When I studied neural networks during my undergraduate, they didn’t receive the focus that they enjoy now, becoming synonymous with artificial intelligence (AI). Loosely inspired by the workings of the brain, these statistical models were conceived by back in the 1940s for classifying data. But then they were underwent the so-called AI winter, receiving little attention from the broader research community, except for some notable exceptions.
But now neural networks are back with gusto under the term deep learning. To an outsider, which is most of the world, this term sounds perhaps a bit mysterious. To dispel all the mystery and shed light on these now ubiquitous models, Catherine F. Higham and Desmond J. Higham recently wrote the tutorial:
- 2019 – Higham and Higham, Deep Learning: An Introduction for Applied Mathematicians.
Recommended
I recommend this paper if you want understand the basics of deep learning. It looks at a simple feedforward (neural) network, which is also called a multilayer perceptron, but the paper uses neither term. This is an unadorned neural network without any of the fancy bells and whistles that they now possess.

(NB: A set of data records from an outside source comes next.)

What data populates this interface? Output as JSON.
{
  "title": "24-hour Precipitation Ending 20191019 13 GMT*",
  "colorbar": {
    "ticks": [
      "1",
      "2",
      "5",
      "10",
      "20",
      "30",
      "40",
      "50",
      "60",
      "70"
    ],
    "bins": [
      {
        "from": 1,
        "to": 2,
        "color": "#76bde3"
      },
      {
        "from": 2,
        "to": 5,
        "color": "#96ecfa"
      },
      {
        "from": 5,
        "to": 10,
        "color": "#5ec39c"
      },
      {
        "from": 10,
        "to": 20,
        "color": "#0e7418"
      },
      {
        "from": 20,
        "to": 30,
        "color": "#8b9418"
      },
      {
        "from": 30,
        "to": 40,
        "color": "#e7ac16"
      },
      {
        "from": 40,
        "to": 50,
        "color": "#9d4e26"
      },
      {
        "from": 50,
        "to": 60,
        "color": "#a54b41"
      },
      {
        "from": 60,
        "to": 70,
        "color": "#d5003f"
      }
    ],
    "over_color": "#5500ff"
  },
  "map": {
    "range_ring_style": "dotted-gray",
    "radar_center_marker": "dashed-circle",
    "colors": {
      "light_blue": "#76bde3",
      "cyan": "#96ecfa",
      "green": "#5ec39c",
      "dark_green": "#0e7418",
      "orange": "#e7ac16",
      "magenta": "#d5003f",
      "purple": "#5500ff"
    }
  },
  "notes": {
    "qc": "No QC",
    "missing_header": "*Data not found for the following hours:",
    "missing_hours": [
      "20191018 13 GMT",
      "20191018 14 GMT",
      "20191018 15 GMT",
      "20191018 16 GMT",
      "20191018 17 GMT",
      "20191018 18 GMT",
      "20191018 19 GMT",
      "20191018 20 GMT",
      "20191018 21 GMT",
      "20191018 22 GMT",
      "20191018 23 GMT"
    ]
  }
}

And that’s all you need to understand the general gist of deep learning.
What the paper covers
When building up a neural network, a so-called activation function is needed. The working of the neural network involves this function being typically applied again and again (and again) to matrices.
The paper goes through the essential (for training neural networks) procedure of backpropagation, showing that it’s a clever and compact way based on the chain rule in calculus, for getting the derivatives of this model. These derivatives are then used in the gradient-based optimization method for fitting the model. (Optimizing functions and fitting statistical models often results imply the same thing.)
Obviously written for (applied) mathematicians, the paper attempts to clarify some of the confusing terms, which have arisen because much of AI and machine learning in general have been developed by computer scientists. For example, what is commonly called the sigmoid function may be better known as the logistic function. And what is linear in machine learning land is often actually affine.
Worked example with code
The paper includes a worked example with code (in MATLAB) of a simple 4-layer feedforward network (or perceptron). This model is then fitted or trained using a simple stochastic gradient descent method, hence the need for derivatives. For training, the so-called cost function is a root-square function, but now most neural networks use cost functions based on maximum likelihoods. For the activation function, the papers uses the sigmoid function, but often practitioners use the the recitified linear unit (ReLU) activation function is often used.
The problem is a simple binary classification problem, identifying in which of the two regions points lie in a two-dimensional (Cartesian) square.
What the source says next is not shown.